I don't know if this is just my weird reaction to being embarrassed or in an unfamiliar situation. I honestly have no clue.
When I was very young, my mother frown at me when I didn't act like everyone was my best friend. She'd tell me "You don't have a shy bone in your body." I think this was at least in part because those "unfamiliar people" were people I'd met before, but I have a terrible memory for linking who someone is with how they look, so... there's some wiggle room there for whether or not I was actually "shy."
But I've noticed that, even now that I'm almost 30, I'm still finding myself in situations where I'm not sure what to do or who to ask about how to proceed - or even if I do know who to ask, I feel like asking would be some kind of admission of defeat.

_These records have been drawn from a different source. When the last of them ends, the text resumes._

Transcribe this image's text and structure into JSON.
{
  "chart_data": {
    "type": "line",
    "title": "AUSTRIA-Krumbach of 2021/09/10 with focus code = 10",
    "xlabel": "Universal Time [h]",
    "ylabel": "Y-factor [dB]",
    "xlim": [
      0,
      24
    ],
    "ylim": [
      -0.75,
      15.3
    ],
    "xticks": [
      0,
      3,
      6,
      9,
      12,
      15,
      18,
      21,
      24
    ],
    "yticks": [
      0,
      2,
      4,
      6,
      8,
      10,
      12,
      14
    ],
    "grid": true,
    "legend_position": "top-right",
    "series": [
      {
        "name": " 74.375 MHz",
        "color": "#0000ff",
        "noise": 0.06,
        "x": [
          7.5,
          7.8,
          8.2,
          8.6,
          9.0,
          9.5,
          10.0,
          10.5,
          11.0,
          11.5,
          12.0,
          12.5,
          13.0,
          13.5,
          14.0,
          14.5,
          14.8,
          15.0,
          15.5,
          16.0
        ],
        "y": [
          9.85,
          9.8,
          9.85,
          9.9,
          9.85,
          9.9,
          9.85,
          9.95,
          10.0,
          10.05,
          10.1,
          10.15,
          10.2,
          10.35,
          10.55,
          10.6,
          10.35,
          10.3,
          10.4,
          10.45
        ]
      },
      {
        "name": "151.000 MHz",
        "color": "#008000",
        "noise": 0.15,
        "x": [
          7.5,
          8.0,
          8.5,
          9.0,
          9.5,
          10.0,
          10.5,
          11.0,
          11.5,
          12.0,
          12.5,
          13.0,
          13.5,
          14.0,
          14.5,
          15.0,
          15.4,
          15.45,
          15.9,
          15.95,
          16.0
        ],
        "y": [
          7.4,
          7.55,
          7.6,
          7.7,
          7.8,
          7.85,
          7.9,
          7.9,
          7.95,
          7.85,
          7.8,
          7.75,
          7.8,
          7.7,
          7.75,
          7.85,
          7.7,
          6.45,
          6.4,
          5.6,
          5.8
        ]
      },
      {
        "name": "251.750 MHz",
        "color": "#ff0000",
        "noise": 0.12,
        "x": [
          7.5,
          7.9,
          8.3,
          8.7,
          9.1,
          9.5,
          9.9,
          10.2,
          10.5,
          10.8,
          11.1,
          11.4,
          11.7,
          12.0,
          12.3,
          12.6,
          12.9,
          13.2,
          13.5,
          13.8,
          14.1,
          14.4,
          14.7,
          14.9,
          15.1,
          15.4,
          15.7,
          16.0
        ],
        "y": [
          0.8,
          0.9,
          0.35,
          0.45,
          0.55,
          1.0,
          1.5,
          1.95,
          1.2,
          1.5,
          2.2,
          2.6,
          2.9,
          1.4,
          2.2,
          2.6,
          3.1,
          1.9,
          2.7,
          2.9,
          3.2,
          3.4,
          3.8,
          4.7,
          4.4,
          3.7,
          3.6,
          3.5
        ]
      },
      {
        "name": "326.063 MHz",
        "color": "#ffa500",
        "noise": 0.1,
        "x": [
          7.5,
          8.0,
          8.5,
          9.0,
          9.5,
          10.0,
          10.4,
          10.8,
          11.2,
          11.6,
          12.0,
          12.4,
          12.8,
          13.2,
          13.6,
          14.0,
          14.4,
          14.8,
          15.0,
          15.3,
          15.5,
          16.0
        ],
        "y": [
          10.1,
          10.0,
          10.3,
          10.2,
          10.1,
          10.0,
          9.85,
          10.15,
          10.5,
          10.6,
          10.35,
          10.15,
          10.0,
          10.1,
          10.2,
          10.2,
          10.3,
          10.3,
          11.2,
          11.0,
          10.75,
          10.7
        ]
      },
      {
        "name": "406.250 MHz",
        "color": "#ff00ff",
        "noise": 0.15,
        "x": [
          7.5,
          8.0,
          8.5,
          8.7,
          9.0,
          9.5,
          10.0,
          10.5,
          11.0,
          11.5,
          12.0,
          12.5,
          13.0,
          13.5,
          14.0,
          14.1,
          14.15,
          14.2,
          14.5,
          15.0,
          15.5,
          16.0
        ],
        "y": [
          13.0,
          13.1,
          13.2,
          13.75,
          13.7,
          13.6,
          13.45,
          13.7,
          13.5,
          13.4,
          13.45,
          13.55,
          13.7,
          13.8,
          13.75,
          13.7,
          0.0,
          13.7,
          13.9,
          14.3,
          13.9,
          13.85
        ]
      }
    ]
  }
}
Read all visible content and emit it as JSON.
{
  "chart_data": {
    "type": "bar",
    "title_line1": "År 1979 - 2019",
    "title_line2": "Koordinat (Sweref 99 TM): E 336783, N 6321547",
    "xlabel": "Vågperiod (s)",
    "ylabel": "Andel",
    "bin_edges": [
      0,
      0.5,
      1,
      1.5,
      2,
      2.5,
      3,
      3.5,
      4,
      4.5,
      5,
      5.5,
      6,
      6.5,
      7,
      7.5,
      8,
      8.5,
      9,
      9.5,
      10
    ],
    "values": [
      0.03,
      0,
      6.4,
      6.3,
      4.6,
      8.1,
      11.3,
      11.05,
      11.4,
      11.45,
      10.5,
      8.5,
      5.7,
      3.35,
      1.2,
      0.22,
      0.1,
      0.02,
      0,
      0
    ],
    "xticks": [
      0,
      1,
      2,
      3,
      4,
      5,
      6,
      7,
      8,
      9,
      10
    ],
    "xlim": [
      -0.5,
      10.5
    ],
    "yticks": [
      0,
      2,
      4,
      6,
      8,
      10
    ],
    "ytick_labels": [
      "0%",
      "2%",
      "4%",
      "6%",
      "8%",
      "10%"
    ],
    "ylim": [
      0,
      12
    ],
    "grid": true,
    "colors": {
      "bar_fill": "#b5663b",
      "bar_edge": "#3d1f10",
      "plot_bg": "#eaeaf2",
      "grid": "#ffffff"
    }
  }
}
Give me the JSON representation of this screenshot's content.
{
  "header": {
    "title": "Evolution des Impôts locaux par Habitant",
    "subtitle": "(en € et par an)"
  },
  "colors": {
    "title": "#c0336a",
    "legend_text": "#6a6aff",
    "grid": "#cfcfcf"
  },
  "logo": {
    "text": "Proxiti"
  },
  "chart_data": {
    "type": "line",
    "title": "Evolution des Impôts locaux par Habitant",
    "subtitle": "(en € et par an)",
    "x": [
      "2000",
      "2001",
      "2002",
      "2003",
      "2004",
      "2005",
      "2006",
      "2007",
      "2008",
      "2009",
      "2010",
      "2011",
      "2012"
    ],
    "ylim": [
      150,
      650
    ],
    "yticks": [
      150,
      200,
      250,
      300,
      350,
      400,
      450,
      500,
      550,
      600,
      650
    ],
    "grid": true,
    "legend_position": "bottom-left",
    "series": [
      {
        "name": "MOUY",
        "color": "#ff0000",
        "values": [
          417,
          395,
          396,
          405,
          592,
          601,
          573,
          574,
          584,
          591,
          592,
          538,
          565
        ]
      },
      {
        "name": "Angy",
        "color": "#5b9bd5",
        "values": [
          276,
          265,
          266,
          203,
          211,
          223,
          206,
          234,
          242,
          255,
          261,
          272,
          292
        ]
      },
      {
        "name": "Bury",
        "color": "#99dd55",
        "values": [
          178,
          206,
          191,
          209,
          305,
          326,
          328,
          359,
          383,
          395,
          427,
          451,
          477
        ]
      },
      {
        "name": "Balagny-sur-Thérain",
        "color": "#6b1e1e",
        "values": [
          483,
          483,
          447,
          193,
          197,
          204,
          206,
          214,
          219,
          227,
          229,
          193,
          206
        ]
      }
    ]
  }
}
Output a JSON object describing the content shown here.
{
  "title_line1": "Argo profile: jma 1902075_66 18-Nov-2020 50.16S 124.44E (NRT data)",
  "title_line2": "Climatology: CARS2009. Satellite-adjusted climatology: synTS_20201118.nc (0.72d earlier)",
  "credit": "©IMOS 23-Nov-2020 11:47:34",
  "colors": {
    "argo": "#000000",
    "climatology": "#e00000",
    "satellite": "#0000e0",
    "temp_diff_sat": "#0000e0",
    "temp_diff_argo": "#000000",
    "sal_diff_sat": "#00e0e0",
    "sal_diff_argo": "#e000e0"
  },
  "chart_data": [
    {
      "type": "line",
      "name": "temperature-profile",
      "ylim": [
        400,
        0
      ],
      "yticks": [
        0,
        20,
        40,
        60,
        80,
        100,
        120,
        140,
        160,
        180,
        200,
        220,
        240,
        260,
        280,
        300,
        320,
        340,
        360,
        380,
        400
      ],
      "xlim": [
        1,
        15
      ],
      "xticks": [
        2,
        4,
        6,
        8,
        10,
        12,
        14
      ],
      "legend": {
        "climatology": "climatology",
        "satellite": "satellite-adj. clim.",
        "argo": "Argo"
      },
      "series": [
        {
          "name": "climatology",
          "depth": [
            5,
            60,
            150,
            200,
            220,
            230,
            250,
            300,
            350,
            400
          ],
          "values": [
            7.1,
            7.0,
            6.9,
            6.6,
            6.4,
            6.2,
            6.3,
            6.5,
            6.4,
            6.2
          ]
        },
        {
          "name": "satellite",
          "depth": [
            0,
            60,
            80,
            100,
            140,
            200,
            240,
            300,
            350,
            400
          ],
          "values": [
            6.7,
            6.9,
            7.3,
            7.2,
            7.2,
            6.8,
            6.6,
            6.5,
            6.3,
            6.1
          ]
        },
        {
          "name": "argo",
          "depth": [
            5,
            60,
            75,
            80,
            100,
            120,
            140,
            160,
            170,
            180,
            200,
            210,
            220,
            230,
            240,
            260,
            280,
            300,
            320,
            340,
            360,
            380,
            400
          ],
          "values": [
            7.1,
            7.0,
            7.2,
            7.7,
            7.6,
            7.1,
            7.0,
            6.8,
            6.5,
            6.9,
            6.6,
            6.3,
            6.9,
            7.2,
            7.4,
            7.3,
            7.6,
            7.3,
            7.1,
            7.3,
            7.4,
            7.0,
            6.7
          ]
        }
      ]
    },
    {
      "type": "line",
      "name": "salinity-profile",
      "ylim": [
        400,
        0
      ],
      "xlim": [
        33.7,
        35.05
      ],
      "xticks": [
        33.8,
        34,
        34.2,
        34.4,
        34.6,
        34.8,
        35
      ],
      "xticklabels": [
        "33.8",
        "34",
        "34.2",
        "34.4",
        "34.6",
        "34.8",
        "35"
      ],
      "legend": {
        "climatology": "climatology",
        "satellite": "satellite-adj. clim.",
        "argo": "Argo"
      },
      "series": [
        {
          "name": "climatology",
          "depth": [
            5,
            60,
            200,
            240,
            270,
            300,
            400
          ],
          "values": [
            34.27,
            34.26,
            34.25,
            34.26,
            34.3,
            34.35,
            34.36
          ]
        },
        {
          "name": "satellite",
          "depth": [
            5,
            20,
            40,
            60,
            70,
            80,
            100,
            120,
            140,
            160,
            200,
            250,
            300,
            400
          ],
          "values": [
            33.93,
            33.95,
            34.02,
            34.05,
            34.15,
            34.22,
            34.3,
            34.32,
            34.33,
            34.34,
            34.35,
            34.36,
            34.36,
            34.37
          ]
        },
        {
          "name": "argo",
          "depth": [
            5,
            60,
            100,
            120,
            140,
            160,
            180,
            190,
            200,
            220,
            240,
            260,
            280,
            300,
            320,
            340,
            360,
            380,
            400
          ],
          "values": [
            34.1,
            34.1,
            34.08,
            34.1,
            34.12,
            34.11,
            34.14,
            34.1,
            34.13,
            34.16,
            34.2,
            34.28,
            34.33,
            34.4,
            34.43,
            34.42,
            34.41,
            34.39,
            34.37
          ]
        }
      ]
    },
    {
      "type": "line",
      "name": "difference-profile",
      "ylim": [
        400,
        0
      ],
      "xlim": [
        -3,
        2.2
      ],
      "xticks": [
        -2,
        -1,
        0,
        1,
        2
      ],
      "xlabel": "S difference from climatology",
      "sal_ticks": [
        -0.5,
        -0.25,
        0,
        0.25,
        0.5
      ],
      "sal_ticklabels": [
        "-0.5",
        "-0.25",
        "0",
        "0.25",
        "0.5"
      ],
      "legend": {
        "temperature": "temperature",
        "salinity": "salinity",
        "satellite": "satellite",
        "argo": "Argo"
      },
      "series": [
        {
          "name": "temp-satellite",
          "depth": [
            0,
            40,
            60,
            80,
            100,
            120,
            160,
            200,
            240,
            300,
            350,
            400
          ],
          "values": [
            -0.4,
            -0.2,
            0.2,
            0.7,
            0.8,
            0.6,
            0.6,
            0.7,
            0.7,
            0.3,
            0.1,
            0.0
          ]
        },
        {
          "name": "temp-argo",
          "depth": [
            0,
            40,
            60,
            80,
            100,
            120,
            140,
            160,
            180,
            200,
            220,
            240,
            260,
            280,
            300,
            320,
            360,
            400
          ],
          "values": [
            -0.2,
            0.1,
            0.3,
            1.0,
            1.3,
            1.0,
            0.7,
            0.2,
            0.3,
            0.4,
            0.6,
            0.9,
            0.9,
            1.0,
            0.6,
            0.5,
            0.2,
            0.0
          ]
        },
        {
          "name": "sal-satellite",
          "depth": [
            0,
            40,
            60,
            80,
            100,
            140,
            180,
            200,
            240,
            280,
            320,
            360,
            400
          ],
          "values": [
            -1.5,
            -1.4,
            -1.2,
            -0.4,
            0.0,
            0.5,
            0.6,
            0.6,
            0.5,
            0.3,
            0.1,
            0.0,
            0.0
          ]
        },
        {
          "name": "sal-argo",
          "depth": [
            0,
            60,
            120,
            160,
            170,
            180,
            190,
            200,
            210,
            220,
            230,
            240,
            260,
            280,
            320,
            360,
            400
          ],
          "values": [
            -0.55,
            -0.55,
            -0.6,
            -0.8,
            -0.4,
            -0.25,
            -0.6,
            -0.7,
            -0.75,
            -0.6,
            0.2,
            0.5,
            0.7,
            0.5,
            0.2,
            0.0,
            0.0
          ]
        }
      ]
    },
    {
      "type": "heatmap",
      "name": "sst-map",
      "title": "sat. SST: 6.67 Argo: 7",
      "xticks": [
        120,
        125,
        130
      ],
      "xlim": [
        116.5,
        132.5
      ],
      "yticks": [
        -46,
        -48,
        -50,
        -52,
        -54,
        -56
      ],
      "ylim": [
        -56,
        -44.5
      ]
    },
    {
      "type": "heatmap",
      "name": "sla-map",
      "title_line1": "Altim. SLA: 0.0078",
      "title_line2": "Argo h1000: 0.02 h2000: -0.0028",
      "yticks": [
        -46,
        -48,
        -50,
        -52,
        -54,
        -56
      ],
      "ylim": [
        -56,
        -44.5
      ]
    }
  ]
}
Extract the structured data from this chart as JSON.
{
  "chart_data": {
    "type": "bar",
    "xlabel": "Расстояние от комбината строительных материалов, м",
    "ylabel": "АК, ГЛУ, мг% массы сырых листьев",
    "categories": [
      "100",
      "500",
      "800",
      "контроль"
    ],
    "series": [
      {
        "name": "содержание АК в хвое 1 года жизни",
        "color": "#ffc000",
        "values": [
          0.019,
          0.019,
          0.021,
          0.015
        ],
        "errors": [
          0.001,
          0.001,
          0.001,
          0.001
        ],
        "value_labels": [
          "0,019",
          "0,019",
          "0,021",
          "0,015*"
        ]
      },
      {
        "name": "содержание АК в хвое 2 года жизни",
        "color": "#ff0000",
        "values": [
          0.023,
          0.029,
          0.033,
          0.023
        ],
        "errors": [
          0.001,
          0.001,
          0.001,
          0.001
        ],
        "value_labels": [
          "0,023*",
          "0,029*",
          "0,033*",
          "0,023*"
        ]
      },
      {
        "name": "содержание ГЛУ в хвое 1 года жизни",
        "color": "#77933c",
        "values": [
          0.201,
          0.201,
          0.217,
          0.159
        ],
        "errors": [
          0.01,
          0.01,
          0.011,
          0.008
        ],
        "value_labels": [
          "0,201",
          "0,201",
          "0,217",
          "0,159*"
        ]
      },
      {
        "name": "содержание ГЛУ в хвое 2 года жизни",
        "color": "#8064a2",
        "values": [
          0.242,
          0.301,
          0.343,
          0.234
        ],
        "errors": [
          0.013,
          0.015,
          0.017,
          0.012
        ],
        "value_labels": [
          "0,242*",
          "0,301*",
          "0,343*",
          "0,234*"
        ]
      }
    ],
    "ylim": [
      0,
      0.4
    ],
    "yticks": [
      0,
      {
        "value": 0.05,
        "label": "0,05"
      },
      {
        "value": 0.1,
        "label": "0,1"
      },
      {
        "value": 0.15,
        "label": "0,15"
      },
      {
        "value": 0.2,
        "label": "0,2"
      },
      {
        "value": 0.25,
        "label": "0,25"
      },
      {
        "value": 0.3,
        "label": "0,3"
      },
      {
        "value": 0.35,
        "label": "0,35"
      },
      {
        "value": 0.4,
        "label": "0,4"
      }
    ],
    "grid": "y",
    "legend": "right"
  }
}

I've joined several online communities that honestly intimidate me, not because I'm unqualified or anything like that, but rather because these are social situations I'm not sure how to engage in.
I end up with a feeling of deep uncertainty and self-consciousness, where I'm too aware of myself to do anything without second-guessing any action or message I might consider. Part of me really dislikes that feeling, because it's close to inadequacy on the scale of emotions, but there's a section of my brain that revels in it.
Because I'm a writer. And experiencing those emotions keeps them fresh and lets me write about them much more clearly. I don't think that's necessarily a good reason to put myself in those situations, but it seems like if I'm going to feel like a self-conscious wall flower, I might as well make some use of it.
Are there any situations you've been in that inspired emotions you wanted to capture on paper?